Methods Sixty-two patients (45 rheumatoid arthritis and 17 ankylosing spondylitis), in whom a biologic agent has been recently indicated, were consecutively included at El Ayachi Hospital-University Hospital of Rabat-sale, Morocco. For all patients, we specified the indication for which the biologic agent was prescribed. All patients have given informed consent to answer a self-questionnaire: Have you been well informed about the treatment by your rheumatologist? Have you done research on the internet or consulted the media? Have you requested any information from your physician, family, friends or other patients who have received biologics? What do you expect from this treatment in terms of efficacy? What side effects you fear most? All patients were assessed at baseline before the introduction of the biologic agent.

Results In our data, 41 patients (66.1%) received CD20 antagonist, 17 (27.4%) received TNF blockers and 4 (6.4%) received IL6 antagonist. Among our patients, 33 (53.2%) have already heard about biologic agents from the media or from their physician; 39 (62.9%) were satisfied with the information given by their rheumatologist; 35 (56.4%) have been given adequate time to discuss and ask their rheumatologist; 20 (32.2%) have done research on the internet after the biologic agent was indicated; 5 patients (8.1%) have consulted another physician before receiving treatment; 2 patients (3.2%) have asked an allied health professional and 4 patients (6.4%) have asked other patients already treated with biologic agents.
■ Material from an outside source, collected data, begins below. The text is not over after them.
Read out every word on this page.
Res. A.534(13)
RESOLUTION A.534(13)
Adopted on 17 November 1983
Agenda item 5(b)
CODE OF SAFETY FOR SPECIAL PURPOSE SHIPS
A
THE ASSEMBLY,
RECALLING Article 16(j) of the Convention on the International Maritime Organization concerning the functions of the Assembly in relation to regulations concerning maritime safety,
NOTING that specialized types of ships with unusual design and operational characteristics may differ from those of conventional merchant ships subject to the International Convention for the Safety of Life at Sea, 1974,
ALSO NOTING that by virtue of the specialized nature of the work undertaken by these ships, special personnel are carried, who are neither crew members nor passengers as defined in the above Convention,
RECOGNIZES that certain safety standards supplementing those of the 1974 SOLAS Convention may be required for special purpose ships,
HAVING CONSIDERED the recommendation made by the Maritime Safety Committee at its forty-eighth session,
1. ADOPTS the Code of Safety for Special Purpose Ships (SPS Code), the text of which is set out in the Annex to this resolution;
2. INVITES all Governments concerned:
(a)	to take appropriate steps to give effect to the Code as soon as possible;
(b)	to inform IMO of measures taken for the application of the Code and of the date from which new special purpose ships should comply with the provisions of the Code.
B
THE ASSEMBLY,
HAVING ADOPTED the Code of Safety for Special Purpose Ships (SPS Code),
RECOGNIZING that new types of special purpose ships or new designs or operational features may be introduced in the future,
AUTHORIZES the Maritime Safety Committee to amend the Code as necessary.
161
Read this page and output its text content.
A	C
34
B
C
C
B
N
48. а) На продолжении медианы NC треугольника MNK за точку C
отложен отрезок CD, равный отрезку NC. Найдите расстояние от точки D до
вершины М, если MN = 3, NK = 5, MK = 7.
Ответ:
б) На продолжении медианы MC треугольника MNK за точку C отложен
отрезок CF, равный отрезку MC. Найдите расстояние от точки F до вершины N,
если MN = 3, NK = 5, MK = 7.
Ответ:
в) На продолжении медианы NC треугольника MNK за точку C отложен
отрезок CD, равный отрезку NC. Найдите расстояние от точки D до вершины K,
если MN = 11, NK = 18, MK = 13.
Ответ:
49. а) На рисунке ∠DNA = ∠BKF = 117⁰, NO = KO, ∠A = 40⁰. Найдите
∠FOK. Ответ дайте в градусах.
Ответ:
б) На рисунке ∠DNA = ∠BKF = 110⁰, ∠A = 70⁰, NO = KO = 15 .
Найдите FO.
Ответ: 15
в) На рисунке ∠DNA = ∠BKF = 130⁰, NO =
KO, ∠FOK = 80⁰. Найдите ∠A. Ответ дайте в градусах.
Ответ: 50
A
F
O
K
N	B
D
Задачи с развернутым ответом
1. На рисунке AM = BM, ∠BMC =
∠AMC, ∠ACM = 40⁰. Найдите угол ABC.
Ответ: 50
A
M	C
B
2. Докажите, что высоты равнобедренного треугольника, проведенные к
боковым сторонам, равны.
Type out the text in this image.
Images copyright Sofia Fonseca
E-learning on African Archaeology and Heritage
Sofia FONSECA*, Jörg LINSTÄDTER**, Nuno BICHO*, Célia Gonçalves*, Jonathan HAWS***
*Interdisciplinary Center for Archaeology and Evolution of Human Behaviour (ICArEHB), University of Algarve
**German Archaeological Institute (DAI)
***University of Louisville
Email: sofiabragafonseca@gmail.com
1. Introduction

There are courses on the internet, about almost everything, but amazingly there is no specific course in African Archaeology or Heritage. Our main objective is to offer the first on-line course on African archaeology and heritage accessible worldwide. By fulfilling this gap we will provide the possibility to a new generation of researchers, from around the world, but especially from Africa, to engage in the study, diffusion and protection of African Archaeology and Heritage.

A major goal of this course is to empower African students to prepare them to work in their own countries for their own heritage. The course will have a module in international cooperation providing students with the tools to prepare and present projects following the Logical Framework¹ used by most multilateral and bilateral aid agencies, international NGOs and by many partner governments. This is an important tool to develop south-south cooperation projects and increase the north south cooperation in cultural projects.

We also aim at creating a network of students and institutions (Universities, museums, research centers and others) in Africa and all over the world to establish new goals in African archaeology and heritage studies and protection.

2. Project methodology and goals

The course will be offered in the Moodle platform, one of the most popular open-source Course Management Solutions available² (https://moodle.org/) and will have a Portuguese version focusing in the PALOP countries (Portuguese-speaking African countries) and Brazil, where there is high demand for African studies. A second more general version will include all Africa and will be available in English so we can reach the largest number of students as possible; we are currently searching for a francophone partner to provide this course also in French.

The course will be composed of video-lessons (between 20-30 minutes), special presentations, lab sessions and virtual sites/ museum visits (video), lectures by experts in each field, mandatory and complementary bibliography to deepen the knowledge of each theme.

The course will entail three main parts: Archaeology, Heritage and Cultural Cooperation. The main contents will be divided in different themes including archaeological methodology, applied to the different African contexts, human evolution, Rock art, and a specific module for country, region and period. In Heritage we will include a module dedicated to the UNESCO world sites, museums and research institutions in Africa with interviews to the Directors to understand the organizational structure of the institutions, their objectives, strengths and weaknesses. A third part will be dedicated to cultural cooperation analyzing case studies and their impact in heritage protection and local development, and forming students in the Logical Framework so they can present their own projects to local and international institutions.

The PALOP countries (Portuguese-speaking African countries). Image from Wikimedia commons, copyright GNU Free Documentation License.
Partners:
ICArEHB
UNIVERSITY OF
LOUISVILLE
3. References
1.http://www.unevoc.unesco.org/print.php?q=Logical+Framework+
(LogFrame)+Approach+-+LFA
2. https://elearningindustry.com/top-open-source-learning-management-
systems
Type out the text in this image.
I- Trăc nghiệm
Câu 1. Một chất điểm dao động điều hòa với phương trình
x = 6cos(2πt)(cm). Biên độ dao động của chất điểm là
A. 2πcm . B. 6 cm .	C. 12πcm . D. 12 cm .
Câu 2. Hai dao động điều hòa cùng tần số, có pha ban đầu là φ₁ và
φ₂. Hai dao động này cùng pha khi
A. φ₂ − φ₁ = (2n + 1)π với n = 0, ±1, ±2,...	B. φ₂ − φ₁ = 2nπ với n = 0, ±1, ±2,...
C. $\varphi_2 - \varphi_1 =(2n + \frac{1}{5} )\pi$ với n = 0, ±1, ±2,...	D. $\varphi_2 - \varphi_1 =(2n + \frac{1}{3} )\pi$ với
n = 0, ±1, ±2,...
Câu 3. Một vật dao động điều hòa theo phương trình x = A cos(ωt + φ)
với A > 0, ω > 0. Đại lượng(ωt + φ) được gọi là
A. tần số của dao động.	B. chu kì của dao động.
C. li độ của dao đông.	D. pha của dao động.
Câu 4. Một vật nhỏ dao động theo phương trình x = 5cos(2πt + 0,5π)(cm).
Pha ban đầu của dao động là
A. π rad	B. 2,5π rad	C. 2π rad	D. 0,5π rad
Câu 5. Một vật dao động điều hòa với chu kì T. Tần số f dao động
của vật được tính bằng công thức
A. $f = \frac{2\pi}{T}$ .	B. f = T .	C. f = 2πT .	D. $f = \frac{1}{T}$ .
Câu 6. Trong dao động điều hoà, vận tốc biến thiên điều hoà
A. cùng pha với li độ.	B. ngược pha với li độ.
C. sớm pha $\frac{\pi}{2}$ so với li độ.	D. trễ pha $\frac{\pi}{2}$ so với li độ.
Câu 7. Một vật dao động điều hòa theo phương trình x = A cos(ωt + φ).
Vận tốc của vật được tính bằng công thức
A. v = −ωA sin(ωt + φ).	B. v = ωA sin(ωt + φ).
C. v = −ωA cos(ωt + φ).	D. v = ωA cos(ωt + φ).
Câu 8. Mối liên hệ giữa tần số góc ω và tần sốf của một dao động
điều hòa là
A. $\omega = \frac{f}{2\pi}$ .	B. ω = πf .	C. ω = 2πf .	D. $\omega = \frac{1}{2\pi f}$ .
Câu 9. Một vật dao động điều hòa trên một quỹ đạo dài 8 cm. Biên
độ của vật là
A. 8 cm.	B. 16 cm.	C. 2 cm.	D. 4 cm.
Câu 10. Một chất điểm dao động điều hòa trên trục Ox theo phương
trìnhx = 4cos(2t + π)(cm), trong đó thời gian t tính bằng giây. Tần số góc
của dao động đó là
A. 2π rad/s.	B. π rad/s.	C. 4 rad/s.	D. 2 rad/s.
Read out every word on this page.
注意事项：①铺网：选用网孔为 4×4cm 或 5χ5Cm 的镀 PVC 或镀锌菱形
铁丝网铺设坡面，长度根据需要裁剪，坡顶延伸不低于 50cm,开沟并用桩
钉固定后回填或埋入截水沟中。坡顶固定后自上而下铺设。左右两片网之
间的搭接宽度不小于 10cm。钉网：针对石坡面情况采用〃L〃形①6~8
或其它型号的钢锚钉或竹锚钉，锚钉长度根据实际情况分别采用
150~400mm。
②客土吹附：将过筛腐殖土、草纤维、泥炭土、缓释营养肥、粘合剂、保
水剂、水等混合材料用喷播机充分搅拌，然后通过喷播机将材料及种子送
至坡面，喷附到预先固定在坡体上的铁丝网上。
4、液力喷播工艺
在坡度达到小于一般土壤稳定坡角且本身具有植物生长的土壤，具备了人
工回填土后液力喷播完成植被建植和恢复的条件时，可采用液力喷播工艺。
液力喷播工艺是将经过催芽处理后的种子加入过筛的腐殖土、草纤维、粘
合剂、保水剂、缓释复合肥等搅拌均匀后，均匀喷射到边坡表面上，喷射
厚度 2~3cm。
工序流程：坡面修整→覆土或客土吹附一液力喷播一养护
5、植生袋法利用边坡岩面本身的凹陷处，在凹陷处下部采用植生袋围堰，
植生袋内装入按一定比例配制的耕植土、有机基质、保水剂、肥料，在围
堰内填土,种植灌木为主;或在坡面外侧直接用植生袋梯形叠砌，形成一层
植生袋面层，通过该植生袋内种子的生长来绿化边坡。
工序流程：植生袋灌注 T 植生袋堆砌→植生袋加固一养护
Forty-eight patients (77.4%) were convicted with the efficacy of the treatment and expected total remission. Six patients expected the improvement of their pain and 2 patients didn’t know what they did really expect. Six patients (all women) (9.6%) were afraid of becoming blind; and 9 patients (14.5%) were afraid of having a heart attack; 6 patients (9.6%) were afraid of death; 2 patients (3.2%) were afraid of paralysis and 1 male patient was afraid of becoming sterile.

Conclusions It seems that there are many beliefs and fears about biologic agents in our patients. Only 2/3 of our patients were well informed by their physician and approximately 1/3 of patients looked for information from other sources (Internet, media and entourage). An objective and targeted information about biologics should be given to patients. Besides the role of rheumatologist, the role of media and society should be highlighted in patients’ information in order to clarify adverse events to alleviate fear of the unknown.